Tennis: Two-time National champion at 18, Chennai’s Ramkumar Ramanathan seems all set to make an impact in the international circuit

“Remember his name, this kid from India will make the news one day,” tweeted Emilio Sanchez, the former top-ten player and founder of the elite Sanchez-Casal Tennis Academy in Barcelona, where Andy Murray and Svetlana Kuznetsova trained when they were young. “Indian star learning [the] Spanish system will succeed on Tour.”

The “kid” Sanchez referred to, last July, is 18-year-old Ramkumar Ramanathan, curly-haired, reed-thin, and — when he manages the time — a student of Economics at Loyola. Ramkumar has a way to go before he begins living up to Sanchez’s words, but the early signs are very promising. A two-time junior National champion, he recently won his first major senior title — the National grass-court championship in Kolkata.

While the tournament is no longer India’s premier tennis event, it retains a certain nostalgic appeal and remains difficult to win for young, upcoming players. For, it draws canny veterans who are familiar with the South Club’s grass courts and use this knowledge to outmanoeuvre less-experienced players.

Indeed Ramkumar has had little game-time on grass, a fast, tricky surface that needs quick adaptation. He has played intermittently on the artificial grass courts at Sanchez-Casal, but they haven’t the inconsistent, skiddy bounce that makes natural grass so difficult to adjust to.
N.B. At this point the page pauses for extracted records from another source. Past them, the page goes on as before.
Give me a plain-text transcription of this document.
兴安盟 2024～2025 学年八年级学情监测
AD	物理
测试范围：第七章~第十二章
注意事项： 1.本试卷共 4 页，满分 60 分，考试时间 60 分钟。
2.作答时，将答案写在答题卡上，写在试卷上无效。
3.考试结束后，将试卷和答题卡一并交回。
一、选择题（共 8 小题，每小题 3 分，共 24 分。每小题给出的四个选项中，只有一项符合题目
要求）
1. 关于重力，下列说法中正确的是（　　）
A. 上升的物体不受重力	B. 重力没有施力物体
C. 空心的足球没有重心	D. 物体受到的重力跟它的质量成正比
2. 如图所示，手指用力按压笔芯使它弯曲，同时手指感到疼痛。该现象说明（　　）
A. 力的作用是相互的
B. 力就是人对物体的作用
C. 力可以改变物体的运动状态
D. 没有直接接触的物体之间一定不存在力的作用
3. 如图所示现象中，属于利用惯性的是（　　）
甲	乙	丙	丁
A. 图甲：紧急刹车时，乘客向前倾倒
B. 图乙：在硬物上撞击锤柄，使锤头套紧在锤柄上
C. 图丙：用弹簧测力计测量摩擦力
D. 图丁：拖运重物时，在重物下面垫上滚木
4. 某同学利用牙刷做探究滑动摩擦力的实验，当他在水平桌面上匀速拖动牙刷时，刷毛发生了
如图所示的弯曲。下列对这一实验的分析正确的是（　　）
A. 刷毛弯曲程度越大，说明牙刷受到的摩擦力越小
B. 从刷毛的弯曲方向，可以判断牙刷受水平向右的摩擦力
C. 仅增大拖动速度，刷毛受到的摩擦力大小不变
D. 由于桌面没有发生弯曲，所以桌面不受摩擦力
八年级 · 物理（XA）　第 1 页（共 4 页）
“It was tough getting used to because I don’t play often on it,” says Ramkumar. “I just wanted to focus on the basics and play free tennis. I wasn’t really worried about the results. I knew that if I played solid on any surface, I’d do well. And I gradually improved over the tournament, I started serving better, I constructed points better, mixed it up, and I was feeling good by the end of the tournament. My confidence is really good now. It was great to win where so many great players have won in the past. It felt historic.”

The professional game being what it is, Ramkumar has had little time to dwell on his achievement. He has three ITF Futures tournaments to play, in Chennai, Madurai, and Tiruchi, before he returns to Sanchez-Casal for another spell. It’s to his training in Barcelona that he attributes his rapid development.

“I’m grateful to all the coaches at Sanchez, and to the Tamil Nadu Tennis Association (TNTA) who make this possible,” he says. “It’s very physical, the training, a lot of running, the fitness sessions are really tough, and you focus on the basics every day. The exposure and experience of playing against people from around the world has really helped. You see the top players train; you know what you have to do.”

What does a typical day at Sanchez-Casal involve? “I work with my coach Joan Balcells for about four hours every day, hitting a lot of balls and doing various drills. The coaches keep pushing us just that little bit more every session, you don’t really realise it, but you are always doing a little more. Each box has about 250 to 300 balls, and we finish about four or five of them. There’s an order in which the training progresses. It’s all about the basics, movement, constructing a point. It’s a lot of hard work.”

But for all his time in Barcelona — more than a year, spread across various stints, since 2010 — Ramkumar might have stagnated had he not maintained a similar regimen here in Chennai. This he did by training at the Nungambakkam Tennis Stadium and Triangular Tennis Trust, and fitting in fitness sessions at MCC, Maverick Gym, and TTT.

“Sanchez sends me a schedule of fitness, they monitor me from there,” says Ramkumar. “Chandra sir (coach Tyagarajan Chandrasekaran) has helped me a lot, he is very supportive. Rajiv (Naidu) sir is working with me as well at the Stadium where Tamil Nadu players train. The intensity of practice is very important. You must focus on improving in every session, if you miss even one, it’s very tough to keep up.”

Currently ranked in the world’s top 800, Ramkumar aims for a top-300, year-end finish. It’s a stretch — but entirely in keeping with his nature to extend himself beyond what is commonly thought possible.